Rakesh Masih

Personal information
- Full name: Rakesh Masih
- Date of birth: 18 March 1987 (age 39)
- Place of birth: Bulewal, Gurdaspur, Punjab, India
- Height: 1.86 m (6 ft 1 in)
- Position: Defender

Team information
- Current team: Tollygunge Agragami

Senior career*
- Years: Team / Apps / (Gls)
- 2004–2008: Tata Football Academy / 76 / (6)
- 2008–2013: Mohun Bagan A.C / 176 / (27)
- 2013: Salgaocar / 11 / (6)
- 2013–2014: Mohammedan S.C (loan) / 25 / (3)
- 2014: Atletico de Kolkata / 9 / (0)
- 2015: East Bengal Club /  / (0)
- 2018: Tollygunge Agragami / 26 / (4)

International career
- 2005–2013: India / 36 / (8)

= Rakesh Masih =

Indian footballer (born 1987)

Rakesh Masih (born 18 March 1987) is an Indian footballer who played as a defender for the India national team.

==Career==
Masih spent four years at the Tata Football Academy and was regarded as one of the best cadets of his batch. While at the TFA, Masih earned a call up to the India Under-23 side in 2007 and played in the 2008 Olympic qualifiers. In 2008, he signed for the Kolkata giants Mohun Bagan and had a wonderful season.

The Punjab born player can play both as a central defender and in central midfield because of his strong build and good heading ability. Then-Mohun Bagan coach Karim Bencherifa used him in central midfield alongside the experienced Marcos Pereira and the two formed one of the best central midfield partnerships in the 2008–09 I-League campaign. Masih was instrumental in Bagan's record breaking ten match winning run in the league and the Federation Cup triumph that season.

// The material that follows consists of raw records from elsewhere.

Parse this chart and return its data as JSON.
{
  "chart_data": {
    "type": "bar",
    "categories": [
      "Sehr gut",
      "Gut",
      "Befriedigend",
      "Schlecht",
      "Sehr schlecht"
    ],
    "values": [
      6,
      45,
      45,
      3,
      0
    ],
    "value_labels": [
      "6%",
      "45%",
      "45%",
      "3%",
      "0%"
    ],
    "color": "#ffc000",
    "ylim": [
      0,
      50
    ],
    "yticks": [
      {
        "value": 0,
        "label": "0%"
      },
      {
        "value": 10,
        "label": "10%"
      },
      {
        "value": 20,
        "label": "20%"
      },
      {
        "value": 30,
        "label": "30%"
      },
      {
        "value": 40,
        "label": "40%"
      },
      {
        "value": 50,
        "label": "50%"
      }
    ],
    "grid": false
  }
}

In January 2009, Masih made his international debut in the 2-1 defeat against Hong Kong and since then he has been a regular member of the Indian squad. Masih's performances in the 2008–09 season won him nominations for the "Best Young Player" and "Best Player Of The Year (Fans' Choice)" categories in the inaugural edition of the FPAI Awards in 2009.

Last season, he was troubled with a number of injuries and thus could not feature regularly for Mohun Bagan in the I-League. He returned in the second half of the season but never regained his best form and Mohun Bagan struggled.

===Mohammedan (loan)===
Masih signed for Mohammedan on loan from Salgaocar F.C. and made his debut in the I-league on 20 October 2013 at the Bangalore Football Stadium against Bengaluru FC. He played the whole match, which Mohammedan lost 2-1.